Los líderes republicanos del Senado, encabezados por el senador John Thune (R-S.D.), argumentan que estos fondos son esenciales para garantizar la seguridad del mandatario y del personal de la Casa Blanca. Thune declaró a los medios:

"Es una medida relacionada con la seguridad. Tenemos un presidente que ha sufrido tres intentos de asesinato en los últimos dos años".

Por su parte, los demócratas ven en esta petición un blanco fácil para criticar el gasto público, especialmente en un contexto de alta inflación y preocupación por el coste de vida. El líder de la minoría en el Senado, Chuck Schumer (D-N.Y.), ha tachado a los republicanos de "balconeros del salón de baile", en referencia a su supuesta priorización de lujos sobre necesidades reales.
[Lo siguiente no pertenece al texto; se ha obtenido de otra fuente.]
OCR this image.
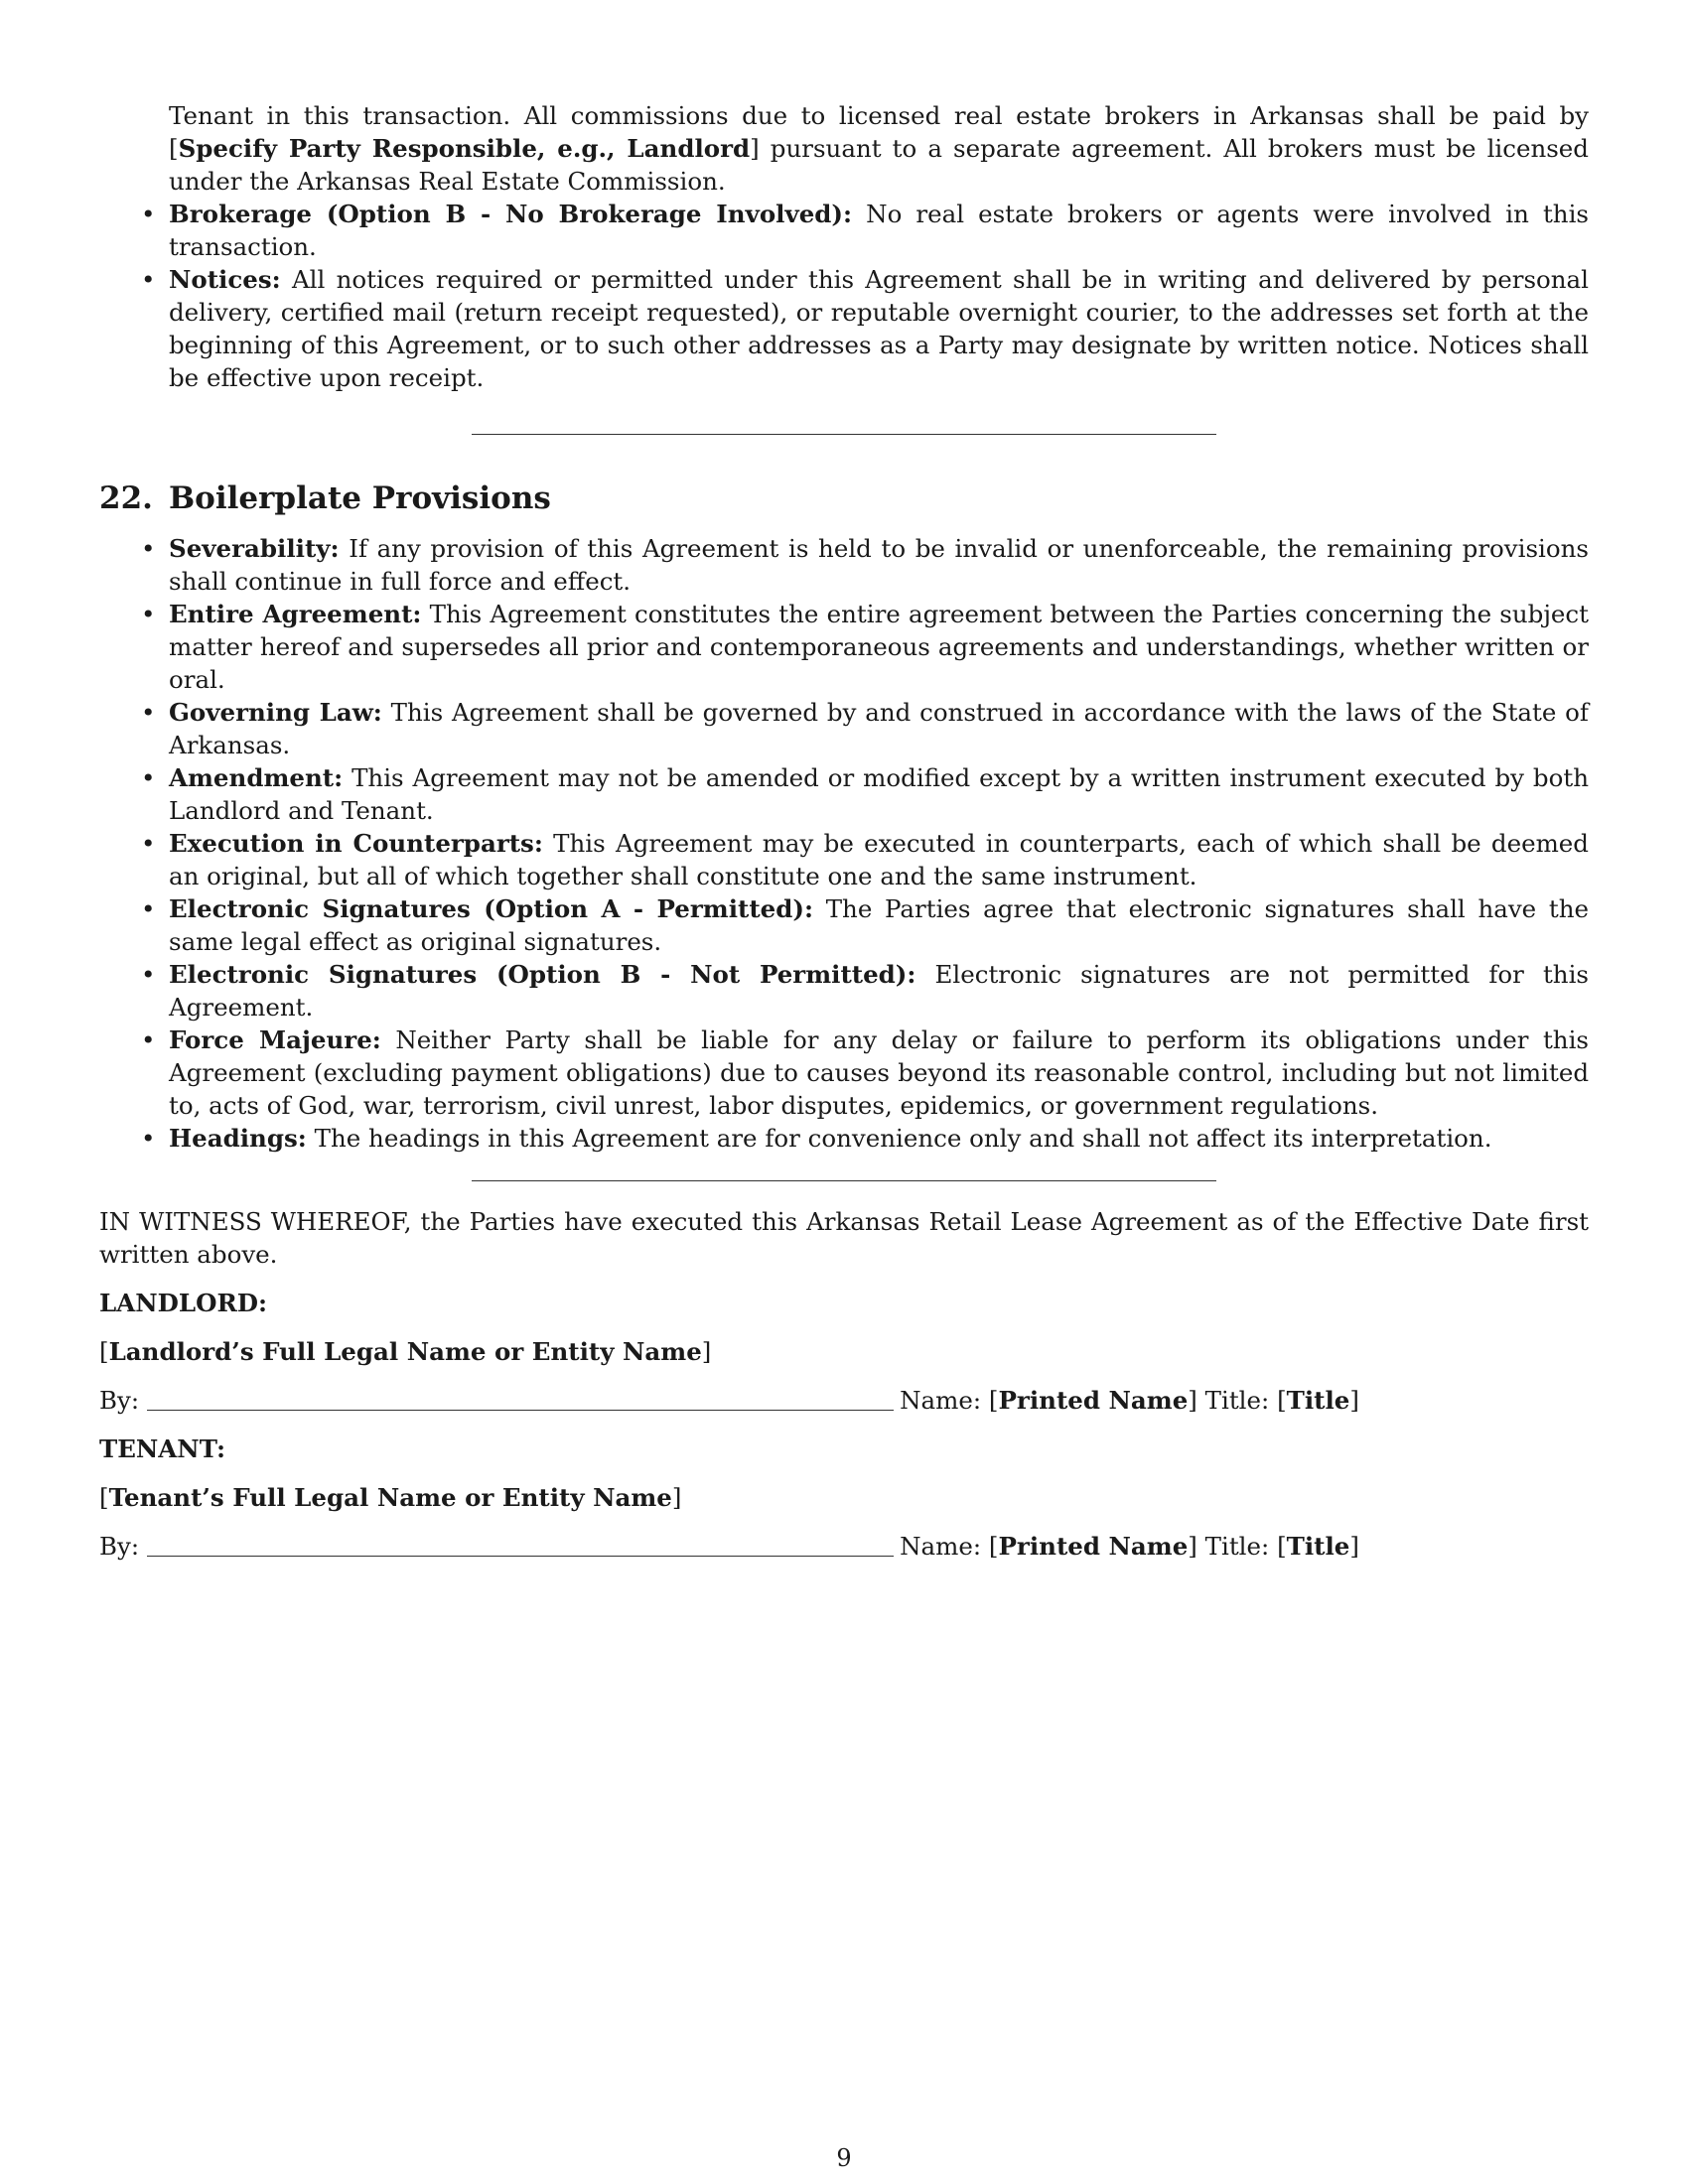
Tenant in this transaction. All commissions due to licensed real estate brokers in Arkansas shall be paid by [Specify Party Responsible, e.g., Landlord] pursuant to a separate agreement. All brokers must be licensed under the Arkansas Real Estate Commission.
• Brokerage (Option B - No Brokerage Involved): No real estate brokers or agents were involved in this transaction.
• Notices: All notices required or permitted under this Agreement shall be in writing and delivered by personal delivery, certified mail (return receipt requested), or reputable overnight courier, to the addresses set forth at the beginning of this Agreement, or to such other addresses as a Party may designate by written notice. Notices shall be effective upon receipt.
22. Boilerplate Provisions
• Severability: If any provision of this Agreement is held to be invalid or unenforceable, the remaining provisions shall continue in full force and effect.
• Entire Agreement: This Agreement constitutes the entire agreement between the Parties concerning the subject matter hereof and supersedes all prior and contemporaneous agreements and understandings, whether written or oral.
• Governing Law: This Agreement shall be governed by and construed in accordance with the laws of the State of Arkansas.
• Amendment: This Agreement may not be amended or modified except by a written instrument executed by both Landlord and Tenant.
• Execution in Counterparts: This Agreement may be executed in counterparts, each of which shall be deemed an original, but all of which together shall constitute one and the same instrument.
• Electronic Signatures (Option A - Permitted): The Parties agree that electronic signatures shall have the same legal effect as original signatures.
• Electronic Signatures (Option B - Not Permitted): Electronic signatures are not permitted for this Agreement.
• Force Majeure: Neither Party shall be liable for any delay or failure to perform its obligations under this Agreement (excluding payment obligations) due to causes beyond its reasonable control, including but not limited to, acts of God, war, terrorism, civil unrest, labor disputes, epidemics, or government regulations.
• Headings: The headings in this Agreement are for convenience only and shall not affect its interpretation.

IN WITNESS WHEREOF, the Parties have executed this Arkansas Retail Lease Agreement as of the Effective Date first written above.

LANDLORD:

[Landlord’s Full Legal Name or Entity Name]

By:	Name: [Printed Name] Title: [Title]

TENANT:

[Tenant’s Full Legal Name or Entity Name]

By:	Name: [Printed Name] Title: [Title]

9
Tensiones internas en el Partido Republicano

La discusión se produce en un momento de fricciones entre la Cámara de Representantes y el Senado. Según Axios, el presidente de la Cámara de Representantes, Mike Johnson (R-La.), intentará suavizar las tensiones en una reunión con senadores republicanos el martes. Johnson buscará enfatizar la importancia de la comunicación entre ambas cámaras mientras avanzan en los paquetes de reconciliación presupuestaria.

Además, el director de la Agencia de Seguridad Nacional (Secret Service), Sean Curran, asistirá a la reunión para discutir las necesidades de seguridad del presidente y las mejoras requeridas en el nuevo salón de baile.

Divisiones entre los republicanos

No todos los senadores republicanos apoyan la solicitud de fondos. La senadora Susan Collins (R-Maine) declaró que creía que el proyecto debía financiarse con donaciones privadas, tal como había afirmado el presidente Trump. Por su parte, el senador Rand Paul (R-Ky.) mostró escepticismo sobre la aprobación del proyecto:

"Tengo la sensación de que o no se incluirá en el proyecto de ley o no superará la prueba de Byrd, pero lo sabremos con más claridad la próxima semana".

Mientras tanto, el senador Thom Tillis (R-N.C.) pidió más detalles sobre el proyecto antes de tomar una postura definitiva.

El debate refleja las divisiones dentro del Partido Republicano sobre cómo equilibrar el gasto público con la seguridad del presidente, en un contexto de creciente polarización política.